Eitel m’attendait, accompagné d’un ami avec qui nous sortions souvent et qui m’aimait beaucoup. Ils ne me reconnurent pas. Je m’amusai à passer deux fois près d’eux ; j’entendais, Eitel dire :
— Mais elle n’est jamais en retard…
Je relevai mon voile et les accostai.
— Ah ! c’est toi !… Vraiment c’est incroyable ! Non ! mais ! est-elle charmante ! on dirait qu’elle n’a jamais porté d’autres vêtements…
Dans un joli mouvement spontané et fier, il m’offrit son bras ; l’ami se mit à ma droite. Je trépidais de bonheur et d’orgueil. En baragouinant tous les trois le français, nous prîmes la rue Neuve, qui était alors un long boyau mal éclairé.

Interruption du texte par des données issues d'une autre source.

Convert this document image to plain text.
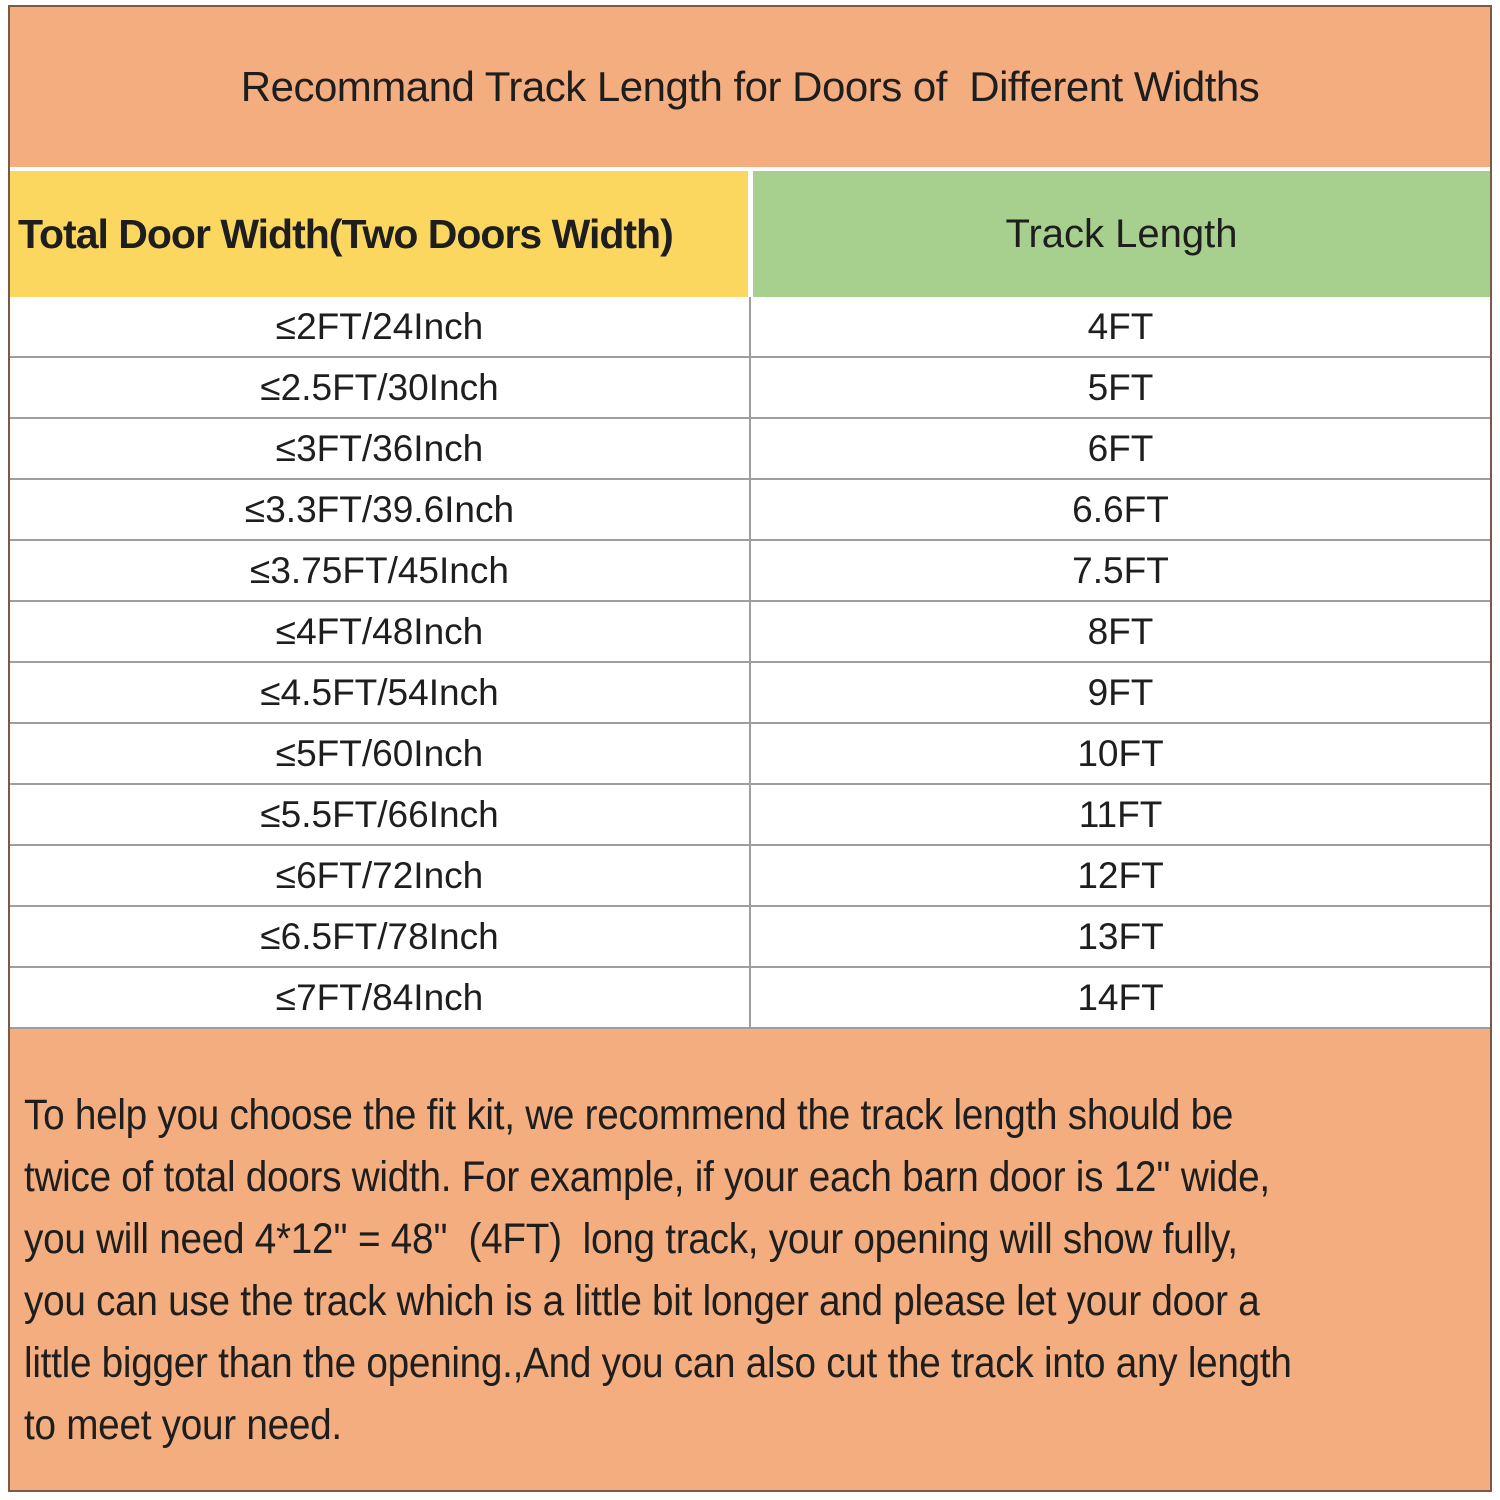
Recommand Track Length for Doors of  Different Widths
Total Door Width(Two Doors Width)	Track Length
≤2FT/24Inch	4FT
≤2.5FT/30Inch	5FT
≤3FT/36Inch	6FT
≤3.3FT/39.6Inch	6.6FT
≤3.75FT/45Inch	7.5FT
≤4FT/48Inch	8FT
≤4.5FT/54Inch	9FT
≤5FT/60Inch	10FT
≤5.5FT/66Inch	11FT
≤6FT/72Inch	12FT
≤6.5FT/78Inch	13FT
≤7FT/84Inch	14FT
To help you choose the fit kit, we recommend the track length should be
twice of total doors width. For example, if your each barn door is 12'' wide,
you will need 4*12'' = 48''  (4FT)  long track, your opening will show fully,
you can use the track which is a little bit longer and please let your door a
little bigger than the opening.,And you can also cut the track into any length
to meet your need.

Je n’avais pas de paletot, mais je n’eus pas froid : ma petite pèlerine et mon grand voile me donnaient l’air emmitouflée. Il gelait ; le vent était assez fort et faisait voler mes plumes de coq, et, quand j’apercevais mon ombre contre les maisons ou par terre, avec ces plumes voltigeant sur ma tête, je ne me sentais pas d’aise. En rentrant dans l’allée couverte du restaurant, Eitel me vit en pleine lumière ; il serra mon bras contre lui.
— Ma petite bête, fit-il, attendri.
Va pour petite bête !… je savais ce que cela voulait dire : ça équivalait à « mon colibri » ou « mon papillon. »
Après le dîner, nous fûmes dans un grand café, rejoindre de ses compatriotes. J’en connaissais quelques-uns, tous me firent charmant accueil et me complimentèrent. Tout d’un coup, je crus me figer, mais fis semblant de rien.
Parmi eux était un jeune homme qui, un soir, m’avait ramassée sur le trottoir : il m’avait longuement marchandé deux francs sur dix que je demandais. Il se mit à chuchoter avec son voisin. Eitel leur demanda s’ils parlaient affaire pour être aussi sérieux.